Data transfer. A Company shall not transfer personal data (in the meaning of the GDPR) to a third country or an international organisation unless the conditions laid down in Chapter V of the GDPR are complied with and the Publisher has received prior written notice about the transfer. For the avoidance of doubt, the Company is solely responsible for the lawfulness of such transfer.
Breach. A Company is liable to the Publisher and its affiliates for any costs, losses and expenses caused by its breach of this Data Policy. Any breach of this Data Policy constitutes a material breach of any other agreement relating to advertising campaigns run on a Publisher Service between the Publisher and the Company.

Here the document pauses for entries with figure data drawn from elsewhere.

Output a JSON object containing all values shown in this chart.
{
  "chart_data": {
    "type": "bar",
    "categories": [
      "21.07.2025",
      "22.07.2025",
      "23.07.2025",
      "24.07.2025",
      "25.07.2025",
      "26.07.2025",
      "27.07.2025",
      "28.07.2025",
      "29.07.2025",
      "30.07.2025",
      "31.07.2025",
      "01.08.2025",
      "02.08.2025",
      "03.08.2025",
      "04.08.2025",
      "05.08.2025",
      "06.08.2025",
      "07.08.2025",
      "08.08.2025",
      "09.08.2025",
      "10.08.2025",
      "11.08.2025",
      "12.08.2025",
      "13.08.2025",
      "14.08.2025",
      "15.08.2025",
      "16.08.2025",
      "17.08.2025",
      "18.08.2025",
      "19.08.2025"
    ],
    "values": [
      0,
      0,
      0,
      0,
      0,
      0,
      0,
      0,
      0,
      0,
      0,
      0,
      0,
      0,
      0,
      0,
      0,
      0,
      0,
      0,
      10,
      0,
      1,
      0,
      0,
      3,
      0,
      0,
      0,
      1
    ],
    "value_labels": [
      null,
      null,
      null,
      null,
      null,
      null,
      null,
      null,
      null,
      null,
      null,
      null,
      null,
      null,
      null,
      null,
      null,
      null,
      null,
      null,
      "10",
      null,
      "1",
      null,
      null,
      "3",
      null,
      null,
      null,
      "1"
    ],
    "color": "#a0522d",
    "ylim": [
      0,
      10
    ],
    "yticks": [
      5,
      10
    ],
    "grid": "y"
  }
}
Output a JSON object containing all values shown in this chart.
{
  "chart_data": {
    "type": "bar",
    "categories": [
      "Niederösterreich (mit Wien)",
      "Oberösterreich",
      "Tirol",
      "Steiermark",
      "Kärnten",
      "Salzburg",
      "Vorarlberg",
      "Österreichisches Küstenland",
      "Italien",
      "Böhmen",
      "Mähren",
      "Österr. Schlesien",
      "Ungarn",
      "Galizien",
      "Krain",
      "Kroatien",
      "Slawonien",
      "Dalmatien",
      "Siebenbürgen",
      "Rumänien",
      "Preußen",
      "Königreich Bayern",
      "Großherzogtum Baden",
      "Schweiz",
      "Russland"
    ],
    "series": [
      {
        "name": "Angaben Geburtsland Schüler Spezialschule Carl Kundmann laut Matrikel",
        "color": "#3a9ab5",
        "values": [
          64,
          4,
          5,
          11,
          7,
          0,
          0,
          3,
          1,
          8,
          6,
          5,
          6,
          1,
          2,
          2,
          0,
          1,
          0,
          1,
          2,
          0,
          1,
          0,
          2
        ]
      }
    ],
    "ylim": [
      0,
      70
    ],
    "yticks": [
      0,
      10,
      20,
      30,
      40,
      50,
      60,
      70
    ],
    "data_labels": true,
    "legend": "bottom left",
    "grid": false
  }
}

Exclusion. If the Publisher reasonably believes that a Company acts contrary to this Data Policy, the Publisher is entitled to temporarily stop a campaign and/or exclude the Company from running advertising campaigns on a Publisher Service. For the avoidance of doubt, such exclusion shall neither be deemed a violation of the Publisher of agreement relating to such advertising campaigns, nor shall such exclusions relieve the Company from fulfilling any other agreement that it may have with the Publisher.
[Changes. The Publisher may change this Data Policy from time to time. The change will be binding once published on the Publisher’s website or otherwise communicated to the Company, or – if the changes are material – 30 days following notice.]
Notices. When this Data Policy stipulates that a notice is to be sent in writing, it may also be sent by email.